Généralement il était question d’un unique "site secret" construit avec un large soutien extérieur. Une gamme très large d’équipements clés était importée, et beaucoup de travaux sur place étaient réalisés par des spécialistes étrangers. Ce genre de situation rendait les projets nucléaires arabes très vulnérables, en provoquant des frappes chirurgicales contre les points critiques de l’infrastructure d’une production potentiellement dangereuse.
Israël en a pleinement profité. En 1981, au cours de l’opération Opéra, l’aviation israélienne a détruit le réacteur irakien Osirak dans le centre de recherche de Tuwaitha ce qui, selon les experts, a pratiquement anéanti le programme nucléaire de Bagdad. Et en septembre 2007 l’aviation israélienne a attaqué un site sur le territoire syrien qui, selon certaines informations, avait un rapport avec un projet nucléaire de Damas.
Ces deux frappes ont atteint leurs buts : la progression des régimes arabes hostiles à Tel-Aviv vers l’obtention de la bombe a été considérablement ralentie. Toutefois, dans le cas de l’Iran, une telle attaque ne pourrait plus réussir. Israël est dans l’incapacité de la mettre en œuvre, et ce n’est pas dû à l’éloignement du territoire iranien. En fin de compte, lorsque en 1976 Tel-Aviv a dû libérer de force les otages sur l’aérodrome ougandais d’Entebbe, Israël a remarquablement mené l’opération de projection illégale de forces spéciales au-dessus de la mer Rouge, la Somalie et l’Ogaden éthiopien.

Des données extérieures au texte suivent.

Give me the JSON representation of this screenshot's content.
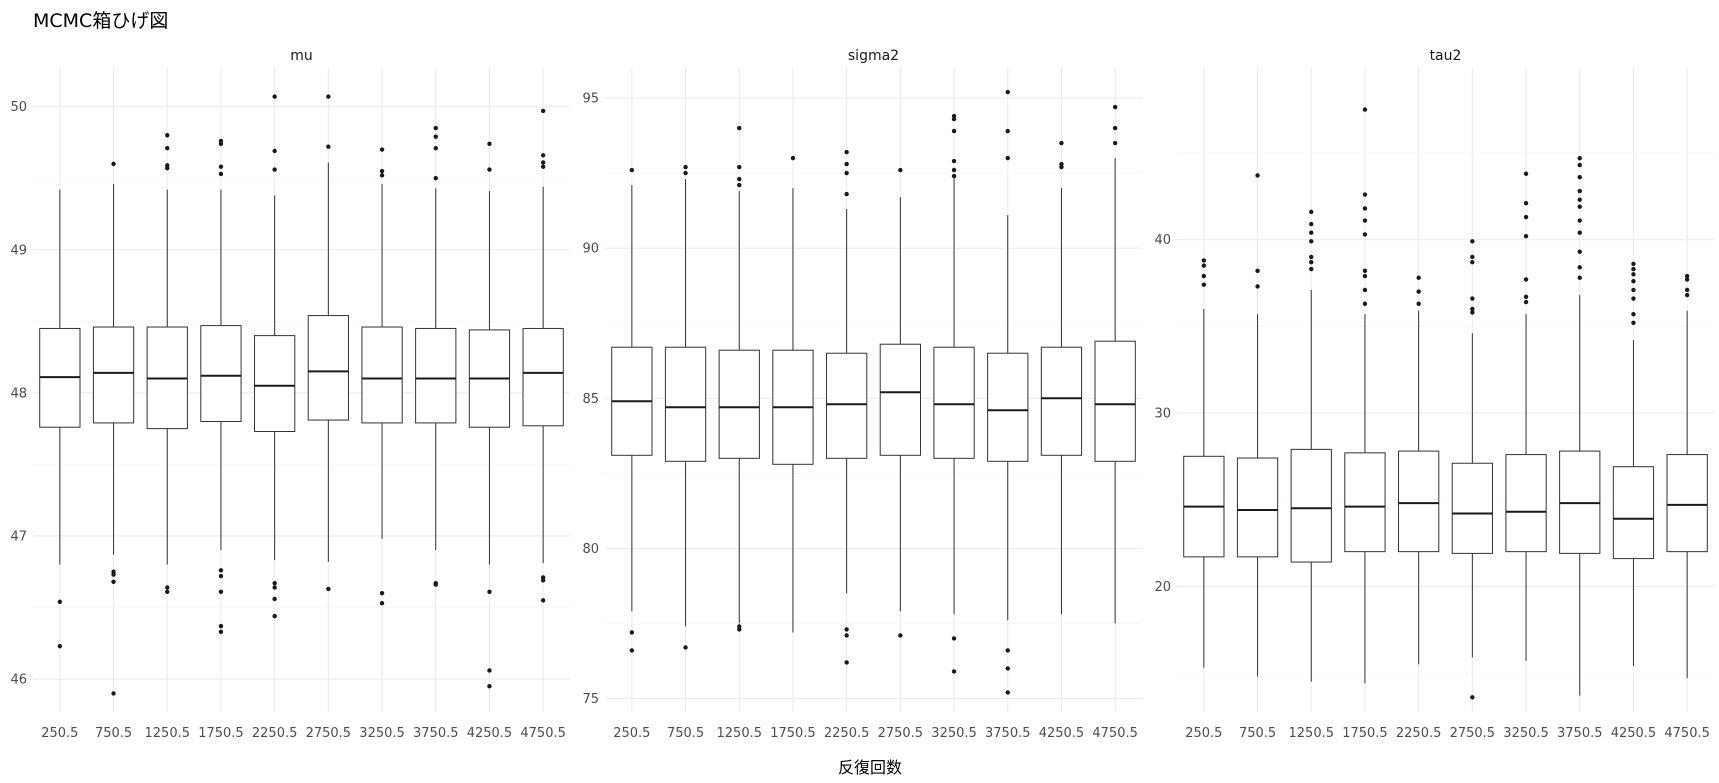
{
  "chart_data": {
    "type": "boxplot",
    "title": "MCMC箱ひげ図",
    "xlabel": "反復回数",
    "categories": [
      "250.5",
      "750.5",
      "1250.5",
      "1750.5",
      "2250.5",
      "2750.5",
      "3250.5",
      "3750.5",
      "4250.5",
      "4750.5"
    ],
    "grid": true,
    "panels": [
      {
        "name": "mu",
        "ylim": [
          45.77,
          50.27
        ],
        "yticks": [
          46,
          47,
          48,
          49,
          50
        ],
        "boxes": [
          {
            "q1": 47.76,
            "median": 48.11,
            "q3": 48.45,
            "lower": 46.8,
            "upper": 49.42,
            "outliers": [
              46.54,
              46.23
            ]
          },
          {
            "q1": 47.79,
            "median": 48.14,
            "q3": 48.46,
            "lower": 46.87,
            "upper": 49.46,
            "outliers": [
              46.75,
              46.73,
              46.68,
              45.9,
              49.6
            ]
          },
          {
            "q1": 47.75,
            "median": 48.1,
            "q3": 48.46,
            "lower": 46.8,
            "upper": 49.42,
            "outliers": [
              46.64,
              46.61,
              49.8,
              49.71,
              49.59,
              49.57
            ]
          },
          {
            "q1": 47.8,
            "median": 48.12,
            "q3": 48.47,
            "lower": 46.9,
            "upper": 49.42,
            "outliers": [
              46.76,
              46.72,
              46.61,
              46.37,
              46.33,
              49.76,
              49.74,
              49.58,
              49.53
            ]
          },
          {
            "q1": 47.73,
            "median": 48.05,
            "q3": 48.4,
            "lower": 46.83,
            "upper": 49.38,
            "outliers": [
              46.67,
              46.64,
              46.56,
              46.44,
              50.07,
              49.69,
              49.56
            ]
          },
          {
            "q1": 47.81,
            "median": 48.15,
            "q3": 48.54,
            "lower": 46.82,
            "upper": 49.61,
            "outliers": [
              46.63,
              50.07,
              49.72
            ]
          },
          {
            "q1": 47.79,
            "median": 48.1,
            "q3": 48.46,
            "lower": 46.98,
            "upper": 49.46,
            "outliers": [
              46.6,
              46.53,
              49.7,
              49.55,
              49.52
            ]
          },
          {
            "q1": 47.79,
            "median": 48.1,
            "q3": 48.45,
            "lower": 46.9,
            "upper": 49.43,
            "outliers": [
              46.67,
              46.66,
              49.85,
              49.79,
              49.71,
              49.5
            ]
          },
          {
            "q1": 47.76,
            "median": 48.1,
            "q3": 48.44,
            "lower": 46.8,
            "upper": 49.41,
            "outliers": [
              46.61,
              46.06,
              45.95,
              49.74,
              49.56
            ]
          },
          {
            "q1": 47.77,
            "median": 48.14,
            "q3": 48.45,
            "lower": 46.81,
            "upper": 49.44,
            "outliers": [
              46.71,
              46.69,
              46.55,
              49.97,
              49.66,
              49.61,
              49.58
            ]
          }
        ]
      },
      {
        "name": "sigma2",
        "ylim": [
          74.55,
          96.0
        ],
        "yticks": [
          75,
          80,
          85,
          90,
          95
        ],
        "boxes": [
          {
            "q1": 83.1,
            "median": 84.9,
            "q3": 86.7,
            "lower": 77.9,
            "upper": 92.1,
            "outliers": [
              77.2,
              76.6,
              92.6
            ]
          },
          {
            "q1": 82.9,
            "median": 84.7,
            "q3": 86.7,
            "lower": 77.4,
            "upper": 92.3,
            "outliers": [
              76.7,
              92.7,
              92.5
            ]
          },
          {
            "q1": 83.0,
            "median": 84.7,
            "q3": 86.6,
            "lower": 77.5,
            "upper": 91.9,
            "outliers": [
              77.4,
              77.3,
              94.0,
              92.7,
              92.3,
              92.1
            ]
          },
          {
            "q1": 82.8,
            "median": 84.7,
            "q3": 86.6,
            "lower": 77.2,
            "upper": 92.0,
            "outliers": [
              93.0
            ]
          },
          {
            "q1": 83.0,
            "median": 84.8,
            "q3": 86.5,
            "lower": 78.5,
            "upper": 91.3,
            "outliers": [
              77.3,
              77.1,
              76.2,
              93.2,
              92.8,
              92.5,
              91.8
            ]
          },
          {
            "q1": 83.1,
            "median": 85.2,
            "q3": 86.8,
            "lower": 77.9,
            "upper": 91.7,
            "outliers": [
              77.1,
              92.6
            ]
          },
          {
            "q1": 83.0,
            "median": 84.8,
            "q3": 86.7,
            "lower": 77.8,
            "upper": 92.4,
            "outliers": [
              77.0,
              75.9,
              94.4,
              94.3,
              93.9,
              92.9,
              92.6,
              92.4
            ]
          },
          {
            "q1": 82.9,
            "median": 84.6,
            "q3": 86.5,
            "lower": 77.6,
            "upper": 91.1,
            "outliers": [
              76.6,
              76.0,
              75.2,
              95.2,
              93.9,
              93.0
            ]
          },
          {
            "q1": 83.1,
            "median": 85.0,
            "q3": 86.7,
            "lower": 77.8,
            "upper": 92.0,
            "outliers": [
              93.5,
              92.8,
              92.7
            ]
          },
          {
            "q1": 82.9,
            "median": 84.8,
            "q3": 86.9,
            "lower": 77.5,
            "upper": 93.0,
            "outliers": [
              94.7,
              94.0,
              93.5
            ]
          }
        ]
      },
      {
        "name": "tau2",
        "ylim": [
          12.75,
          49.9
        ],
        "yticks": [
          20,
          30,
          40
        ],
        "boxes": [
          {
            "q1": 21.7,
            "median": 24.6,
            "q3": 27.5,
            "lower": 15.3,
            "upper": 36.0,
            "outliers": [
              38.8,
              38.5,
              37.9,
              37.4
            ]
          },
          {
            "q1": 21.7,
            "median": 24.4,
            "q3": 27.4,
            "lower": 14.8,
            "upper": 35.7,
            "outliers": [
              43.7,
              38.2,
              37.3
            ]
          },
          {
            "q1": 21.4,
            "median": 24.5,
            "q3": 27.9,
            "lower": 14.5,
            "upper": 37.1,
            "outliers": [
              41.6,
              40.9,
              40.4,
              39.9,
              39.0,
              38.7,
              38.3
            ]
          },
          {
            "q1": 22.0,
            "median": 24.6,
            "q3": 27.7,
            "lower": 14.4,
            "upper": 35.7,
            "outliers": [
              47.5,
              42.6,
              41.8,
              41.1,
              40.3,
              38.2,
              37.9,
              37.1,
              36.3
            ]
          },
          {
            "q1": 22.0,
            "median": 24.8,
            "q3": 27.8,
            "lower": 15.5,
            "upper": 35.9,
            "outliers": [
              37.8,
              37.0,
              36.3
            ]
          },
          {
            "q1": 21.9,
            "median": 24.2,
            "q3": 27.1,
            "lower": 15.9,
            "upper": 34.6,
            "outliers": [
              13.6,
              39.9,
              39.0,
              38.7,
              36.6,
              36.0,
              35.8
            ]
          },
          {
            "q1": 22.0,
            "median": 24.3,
            "q3": 27.6,
            "lower": 15.7,
            "upper": 35.7,
            "outliers": [
              43.8,
              42.1,
              41.3,
              40.2,
              37.7,
              36.7,
              36.4
            ]
          },
          {
            "q1": 21.9,
            "median": 24.8,
            "q3": 27.8,
            "lower": 13.7,
            "upper": 36.8,
            "outliers": [
              44.7,
              44.3,
              43.6,
              42.8,
              42.3,
              41.9,
              41.1,
              40.4,
              39.3,
              38.4,
              37.8
            ]
          },
          {
            "q1": 21.6,
            "median": 23.9,
            "q3": 26.9,
            "lower": 15.4,
            "upper": 34.2,
            "outliers": [
              38.6,
              38.3,
              38.0,
              37.6,
              37.1,
              36.6,
              35.7,
              35.2
            ]
          },
          {
            "q1": 22.0,
            "median": 24.7,
            "q3": 27.6,
            "lower": 14.7,
            "upper": 35.9,
            "outliers": [
              37.9,
              37.7,
              37.1,
              36.8
            ]
          }
        ]
      }
    ]
  }
}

Le problème réside au niveau du développement industriel et technologique de l’Iran qui est largement supérieur à celui de la Syrie ou de l’Irak à l’époque de Saddam Hussein. C’est indirectement reconnu par les Israéliens qui font remarquer que le même numéro qu’avec Damas ou Bagdad ne fonctionnerait pas avec Téhéran. "Le projet [nucléaire] iranien est différent. Il n’existe pas de balle en argent susceptible d’assurer une victoire rapide", a déclaré de manière imagée un fonctionnaire haut placé du ministère israélien de la Défense à l’agence Reuters.
L’Iran possède une bonne école scientifique, un système solide d’enseignement des sciences naturelles (vous pouvez vous renseigner sur les résultats des olympiades internationales de physique et de mathématiques pour écoliers : les Iraniens sont loin d’être les derniers) et forme particulièrement bien les ingénieurs pour les tâches industrielles et de recherche. Il est extrêmement difficile, voire impossible, d’enrayer une machine scientifique et industrielle aussi puissante.
De toute évidence, il faudra bientôt oublier l’habitude de considérer le régime iranien comme un "marmot" stupide à qui il manque seulement une bombe atomique pour rendre la vie des autres complètement intolérable. Tôt ou tard on soulèvera la question relative au droit de l’Iran de disposer des technologies militaires les plus modernes, y compris l’arme nucléaire. Et plus la communauté international réfrénera technologiquement Téhéran et l’isolera politiquement sans proposer d’alternatives de cooptation au niveau politique mondial que le gouvernement iranien a déjà atteint en fait, plus l’application de ce droit sera douloureuse pour les autres.